多職種連携は異文化コミュニケーションです。

ぼくは研究柄、いろんな立場の方々とディスカッションします。

医師、看護師、薬剤師、患者、助産師、保健師、患者家族、作業療法士、理学療法士、言語聴覚士、臨床心理士、歯科技工士、社会福祉士、臨床情報管理士、介護福祉士、歯科衛生士、臨床検査技師、医療事務、臨床工学技士、管理栄養士、臨床放射線技師、救急救命士、精神保健福祉士、義肢装具士などなど。

信念対立解明アプローチ研究していると、いろんな人に出会うのです。

そして、それぞれの立場で体験している信念対立に耳を傾け、その構造を解明し、対策を考えていきます。

すると、同じ病院、同じ施設で働いていても、お互いにまったく異なる文化で育ち、ぜんぜん違う世界観を形成し、同じ事象に根ざしても異なる判断が行われ、そのズレが信念対立につながっていることに気づきます。




同じ現場で働いていても、立場が違うと世界観が違うので、処理のされかたが多様になって、そういうことになるんです。

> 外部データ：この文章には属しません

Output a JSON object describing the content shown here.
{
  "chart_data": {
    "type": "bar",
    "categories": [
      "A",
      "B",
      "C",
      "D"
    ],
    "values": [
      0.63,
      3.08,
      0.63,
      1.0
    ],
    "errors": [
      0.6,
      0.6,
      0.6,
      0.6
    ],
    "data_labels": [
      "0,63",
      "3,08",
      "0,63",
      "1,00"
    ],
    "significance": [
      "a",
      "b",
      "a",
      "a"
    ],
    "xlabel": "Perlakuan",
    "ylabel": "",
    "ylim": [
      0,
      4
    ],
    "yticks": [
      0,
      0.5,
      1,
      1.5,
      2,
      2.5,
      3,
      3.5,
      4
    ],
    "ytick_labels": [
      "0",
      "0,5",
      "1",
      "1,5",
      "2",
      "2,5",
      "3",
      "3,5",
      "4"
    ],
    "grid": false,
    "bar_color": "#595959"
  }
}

異文化コミュニケーションを上手にやるには、極端に振り切れない態度が求められます。

物事を白と黒に区別することなく、その間にある豊かなバリエーションに配慮する。

「Aか?Bか?」と問われても、CやDの可能性に注意を払い続ける。

「真っ白かも」と感じちゃうことがあっても、限りなく白に近いグレーという認識をどっかにもっておく。

多職種連携は、いろんな考え方、感じ方、やり方の人がコラボするので、極端に振れないスタンスで取り組む必要があるのです。

信念対立解明アプローチは、そのための理論であり、実践でもあるので、バランス感覚の担保に役立てばよいなぁと思います。